Hi, so I've been wondering for a while now, are strawberries bad for tortoises? Is it bad to feed them strawberries often? If it's good for them in any way, how? 

I've been searching, and everybody has something different to say so I'm really confused...

If you're wondering, I have a 4yr Marginated tortoise.


----------



## JoesMum (Apr 4, 2012)

Like all testudo, Marginated struggle to process sugar. Fruit should not form part of their diet.

It's the same for Joe. That said, he's partial to windfall apples and cherries if I can't get to them quick enough. In the wild, I suspect the same applies; they'll eat fruit if they find it and they love it..

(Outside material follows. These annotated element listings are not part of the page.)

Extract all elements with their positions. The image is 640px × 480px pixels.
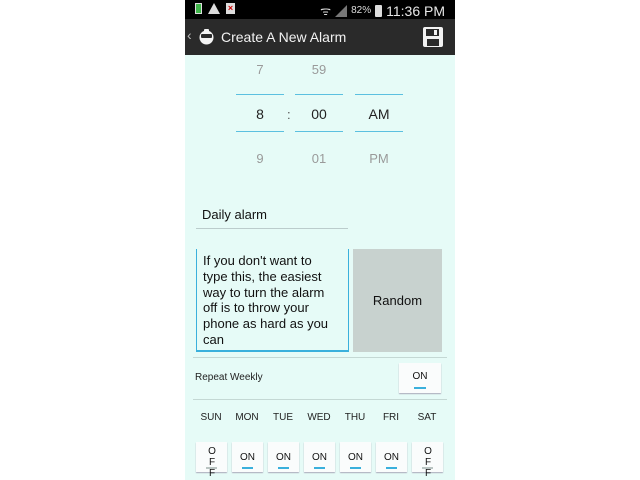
toggle-indicator [242, 467, 253, 469]
alarm-name-field[interactable]: Daily alarm [196, 207, 348, 229]
repeat-weekly-toggle[interactable]: ON [399, 363, 441, 393]
hour-selected[interactable]: 8 [236, 106, 284, 122]
toggle-indicator [206, 467, 217, 469]
minute-next[interactable]: 01 [295, 151, 343, 166]
back-arrow-icon[interactable]: ‹ [187, 27, 192, 43]
minute-line-top [295, 94, 343, 95]
wifi-icon: ᯤ [320, 4, 332, 18]
warning-icon [208, 3, 220, 14]
minute-prev[interactable]: 59 [295, 62, 343, 77]
day-toggle-state: ON [384, 452, 399, 463]
day-label-fri: FRI [382, 412, 400, 423]
time-separator: : [287, 107, 291, 122]
random-button-label: Random [372, 293, 423, 308]
ampm-selected[interactable]: AM [355, 106, 403, 122]
message-line: type this, the easiest [203, 268, 322, 284]
notification-icons: × [195, 3, 235, 14]
day-toggle-mon[interactable]: ON [232, 442, 263, 472]
repeat-weekly-label: Repeat Weekly [195, 372, 263, 383]
hour-line-bottom [236, 131, 284, 132]
save-floppy-icon[interactable] [421, 25, 445, 49]
toggle-indicator [422, 467, 433, 469]
battery-percent: 82% [351, 5, 372, 16]
day-toggle-state: OF F [208, 446, 216, 479]
ampm-line-bottom [355, 131, 403, 132]
divider [193, 357, 447, 358]
day-toggle-state: ON [348, 452, 363, 463]
day-toggle-thu[interactable]: ON [340, 442, 371, 472]
message-line: If you don't want to [203, 253, 312, 268]
day-toggle-fri[interactable]: ON [376, 442, 407, 472]
error-icon: × [226, 3, 235, 14]
message-line: way to turn the alarm [203, 284, 325, 300]
toggle-indicator [350, 467, 361, 469]
hour-prev[interactable]: 7 [236, 62, 284, 77]
signal-icon [335, 4, 348, 17]
day-toggle-sat[interactable]: OF F [412, 442, 443, 479]
day-toggle-wed[interactable]: ON [304, 442, 335, 472]
minute-line-bottom [295, 131, 343, 132]
system-icons: ᯤ 82% 11:36 PM [320, 2, 445, 19]
day-label-tue: TUE [273, 412, 293, 423]
day-label-mon: MON [235, 412, 259, 423]
day-toggle-state: ON [276, 452, 291, 463]
day-label-sun: SUN [200, 412, 222, 423]
battery-app-icon [195, 3, 202, 14]
battery-icon [375, 4, 383, 17]
phone-screen: × ᯤ 82% 11:36 PM ‹ Create A New Alarm 7 [185, 0, 455, 480]
day-toggle-sun[interactable]: OF F [196, 442, 227, 479]
toggle-indicator [386, 467, 397, 469]
message-line: phone as hard as you [203, 316, 329, 332]
hour-line-top [236, 94, 284, 95]
minute-selected[interactable]: 00 [295, 106, 343, 122]
app-logo-icon[interactable] [198, 28, 215, 45]
day-toggle-state: OF F [424, 446, 432, 479]
ampm-line-top [355, 94, 403, 95]
day-toggle-state: ON [240, 452, 255, 463]
toggle-indicator [414, 387, 426, 389]
day-label-sat: SAT [417, 412, 437, 423]
toggle-indicator [278, 467, 289, 469]
message-line: off is to throw your [203, 300, 309, 316]
clock: 11:36 PM [386, 2, 445, 19]
message-line: can [203, 331, 224, 347]
divider [193, 399, 447, 400]
day-toggle-tue[interactable]: ON [268, 442, 299, 472]
alarm-message-field[interactable]: If you don't want to type this, the easi… [196, 249, 349, 352]
random-button[interactable]: Random [353, 249, 442, 352]
action-bar: ‹ Create A New Alarm [185, 19, 455, 55]
page-title: Create A New Alarm [221, 29, 347, 45]
toggle-indicator [314, 467, 325, 469]
ampm-next[interactable]: PM [355, 151, 403, 166]
day-toggle-state: ON [312, 452, 327, 463]
hour-next[interactable]: 9 [236, 151, 284, 166]
repeat-toggle-state: ON [412, 371, 428, 382]
day-label-thu: THU [344, 412, 366, 423]
status-bar: × ᯤ 82% 11:36 PM [185, 0, 455, 19]
day-label-wed: WED [307, 412, 331, 423]
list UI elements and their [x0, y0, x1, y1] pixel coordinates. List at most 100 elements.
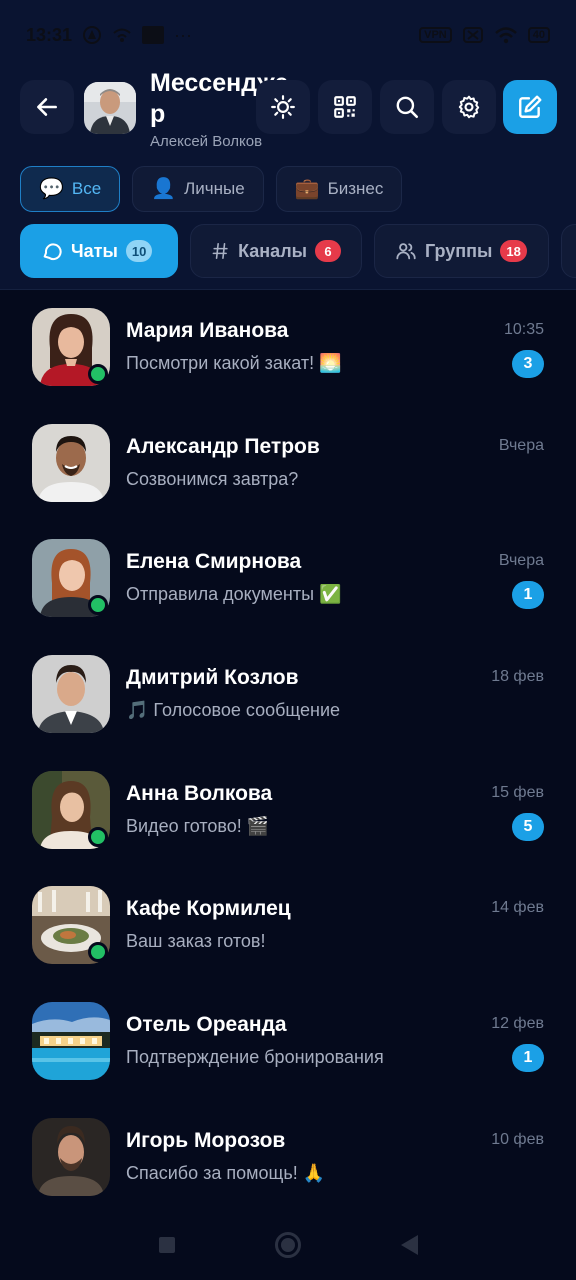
contact-name: Игорь Морозов: [126, 1128, 286, 1152]
avatar: [32, 655, 110, 734]
contact-name: Елена Смирнова: [126, 550, 302, 574]
message-time: 10:35: [503, 321, 544, 338]
settings-button[interactable]: [442, 80, 496, 134]
tab-label: Группы: [425, 240, 493, 261]
system-nav-bar: [0, 1210, 576, 1280]
status-time: 13:31: [26, 24, 73, 45]
message-time: 18 фев: [491, 668, 544, 686]
chat-item[interactable]: Елена Смирнова Отправила документы ✅ Вче…: [0, 523, 576, 639]
chat-bubble-icon: [43, 243, 62, 261]
user-name: Алексей Волков: [150, 133, 263, 150]
online-indicator: [88, 942, 108, 963]
hash-icon: [212, 243, 228, 259]
chat-item[interactable]: Мария Иванова Посмотри какой закат! 🌅 10…: [0, 292, 576, 408]
location-icon: [83, 26, 102, 44]
speech-bubble-icon: 💬: [39, 178, 64, 200]
qr-code-button[interactable]: [318, 80, 372, 134]
unread-badge: 1: [512, 1044, 544, 1073]
search-button[interactable]: [380, 80, 434, 134]
message-preview: Созвонимся завтра?: [126, 468, 299, 489]
status-right: VPN 40: [419, 26, 550, 44]
contact-name: Мария Иванова: [126, 319, 289, 342]
filter-all[interactable]: 💬 Все: [20, 166, 121, 212]
wifi-icon: [494, 27, 517, 44]
arrow-left-icon: [37, 98, 57, 116]
tab-more-partial[interactable]: [561, 224, 576, 278]
message-preview: Посмотри какой закат! 🌅: [126, 353, 342, 373]
top-bar: Мессенджер Алексей Волков: [0, 69, 576, 150]
back-button[interactable]: [20, 80, 74, 134]
status-left: 13:31 ···: [26, 25, 192, 46]
avatar: [32, 423, 110, 502]
filter-personal[interactable]: 👤 Личные: [132, 166, 264, 212]
filter-chips: 💬 Все 👤 Личные 💼 Бизнес: [20, 166, 403, 212]
message-preview: Спасибо за помощь! 🙏: [126, 1162, 326, 1183]
chat-item[interactable]: Анна Волкова Видео готово! 🎬 15 фев 5: [0, 755, 576, 871]
unread-badge: 1: [512, 581, 544, 610]
tab-count-badge: 10: [125, 240, 153, 262]
contact-name: Александр Петров: [126, 434, 320, 458]
status-dots: ···: [174, 24, 193, 45]
chat-item[interactable]: Дмитрий Козлов 🎵 Голосовое сообщение 18 …: [0, 639, 576, 755]
briefcase-icon: 💼: [294, 178, 320, 200]
chat-item[interactable]: Игорь Морозов Спасибо за помощь! 🙏 10 фе…: [0, 1102, 576, 1218]
sun-icon: [271, 95, 295, 119]
message-time: 15 фев: [491, 783, 544, 801]
message-time: 10 фев: [491, 1130, 544, 1148]
message-time: Вчера: [498, 552, 544, 570]
message-preview: Видео готово! 🎬: [126, 815, 270, 836]
avatar: [32, 1117, 110, 1196]
recents-icon[interactable]: [158, 1237, 175, 1253]
filter-business[interactable]: 💼 Бизнес: [275, 166, 403, 212]
tab-groups[interactable]: Группы 18: [374, 224, 549, 278]
contact-name: Дмитрий Козлов: [126, 666, 299, 690]
filter-label: Все: [71, 179, 102, 198]
compose-button[interactable]: [503, 80, 557, 134]
avatar: [32, 1002, 110, 1081]
tab-count-badge: 6: [315, 240, 341, 262]
vpn-badge: VPN: [419, 27, 452, 43]
chat-item[interactable]: Отель Ореанда Подтверждение бронирования…: [0, 986, 576, 1102]
tab-channels[interactable]: Каналы 6: [190, 224, 362, 278]
home-icon[interactable]: [274, 1232, 301, 1258]
online-indicator: [88, 595, 108, 616]
contact-name: Кафе Кормилец: [126, 897, 291, 921]
wifi-small-icon: [113, 28, 131, 42]
theme-toggle-button[interactable]: [256, 80, 310, 134]
qr-code-icon: [334, 96, 356, 118]
search-icon: [396, 96, 419, 119]
online-indicator: [88, 364, 108, 384]
no-sim-icon: [462, 27, 483, 43]
message-time: Вчера: [498, 436, 544, 454]
battery-indicator: 40: [527, 27, 550, 43]
edit-icon: [519, 95, 542, 118]
contact-name: Анна Волкова: [126, 781, 273, 805]
app-square-icon: [142, 26, 165, 44]
tab-label: Чаты: [71, 240, 118, 261]
users-icon: [396, 243, 416, 260]
message-time: 14 фев: [491, 899, 544, 917]
filter-label: Бизнес: [327, 179, 384, 198]
online-indicator: [88, 826, 108, 847]
contact-name: Отель Ореанда: [126, 1013, 287, 1037]
filter-label: Личные: [184, 179, 245, 198]
tab-label: Каналы: [238, 240, 307, 261]
chat-list: Мария Иванова Посмотри какой закат! 🌅 10…: [0, 292, 576, 1218]
message-preview: Ваш заказ готов!: [126, 931, 266, 952]
person-icon: 👤: [151, 178, 177, 200]
message-preview: Отправила документы ✅: [126, 584, 342, 605]
gear-icon: [458, 95, 480, 119]
tab-count-badge: 18: [500, 240, 527, 262]
back-triangle-icon[interactable]: [400, 1235, 418, 1255]
profile-avatar[interactable]: [84, 82, 136, 134]
chat-item[interactable]: Кафе Кормилец Ваш заказ готов! 14 фев: [0, 870, 576, 986]
chat-type-tabs: Чаты 10 Каналы 6 Группы 18: [20, 224, 576, 278]
unread-badge: 5: [512, 812, 544, 841]
message-preview: 🎵 Голосовое сообщение: [126, 700, 341, 721]
unread-badge: 3: [512, 350, 544, 378]
tab-chats[interactable]: Чаты 10: [20, 224, 178, 278]
status-bar: 13:31 ··· VPN 40: [0, 0, 576, 70]
message-preview: Подтверждение бронирования: [126, 1047, 384, 1068]
chat-item[interactable]: Александр Петров Созвонимся завтра? Вчер…: [0, 408, 576, 524]
message-time: 12 фев: [491, 1015, 544, 1033]
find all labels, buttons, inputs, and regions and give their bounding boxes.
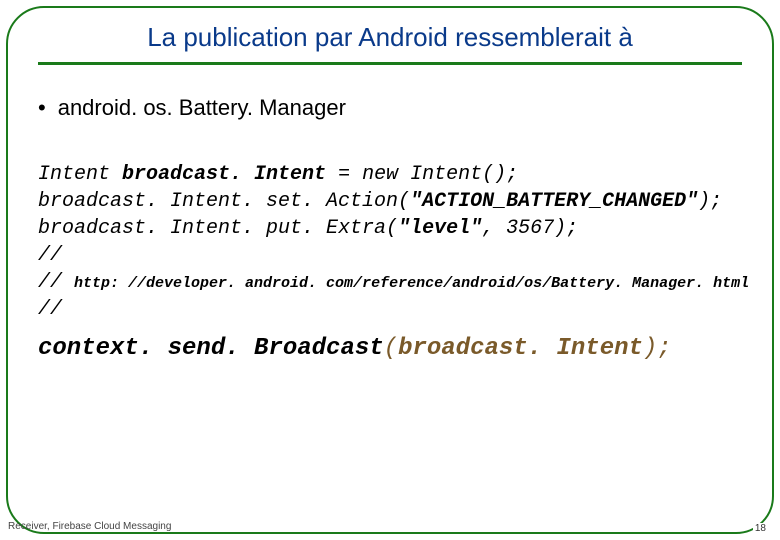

However, it isn't good for them, so please only give your tort a strawberry as a very occasional treat.


----------



## Akronic (Apr 4, 2012)

you could try just using the "tops" of the strawberries, the green leafy part and maybe just a little bit of the white part, but in general you should stay away from fruits


----------



## Tom (Apr 4, 2012)

Define "bad". It's sort of like candy for people. A little bit once in a while won't kill them, but I don't think anyone will argue that it is "good" for them either. Personally, I'd rather put "good for them" food in front of them.


----------



## dmmj (Apr 4, 2012)

My russians when they are in season get the tops I get the bottoms.


----------



## ALDABRAMAN (Apr 4, 2012)

Ours get one on birthdays!


----------



## CLMoss (Apr 4, 2012)

Good question. A birthday treat sounds good.


----------



## TortoiseGurl (Apr 5, 2012)

I fed her a TINY bit yesterday, it was adorable she came running after it,
but yeah I think I'll only give it to her occasionally, thanks guys


----------



## Terry Allan Hall (Apr 7, 2012)

TortoiseGurl said:


> Hi, so I've been wondering for a while now, are strawberries bad for tortoises? Is it bad to feed them strawberries often? If it's good for them in any way, how?
> 
> I've been searching, and everybody has something different to say so I'm really confused...
> 
> If you're wondering, I have a 4yr Marginated tortoise.



I give my torts a strawbery a piece, once a month...as already mentioned, too much is bad for them, but they REALLY love 'em...and I figure an occasional treat will do little harm.

The keyword here is "occasional"...


----------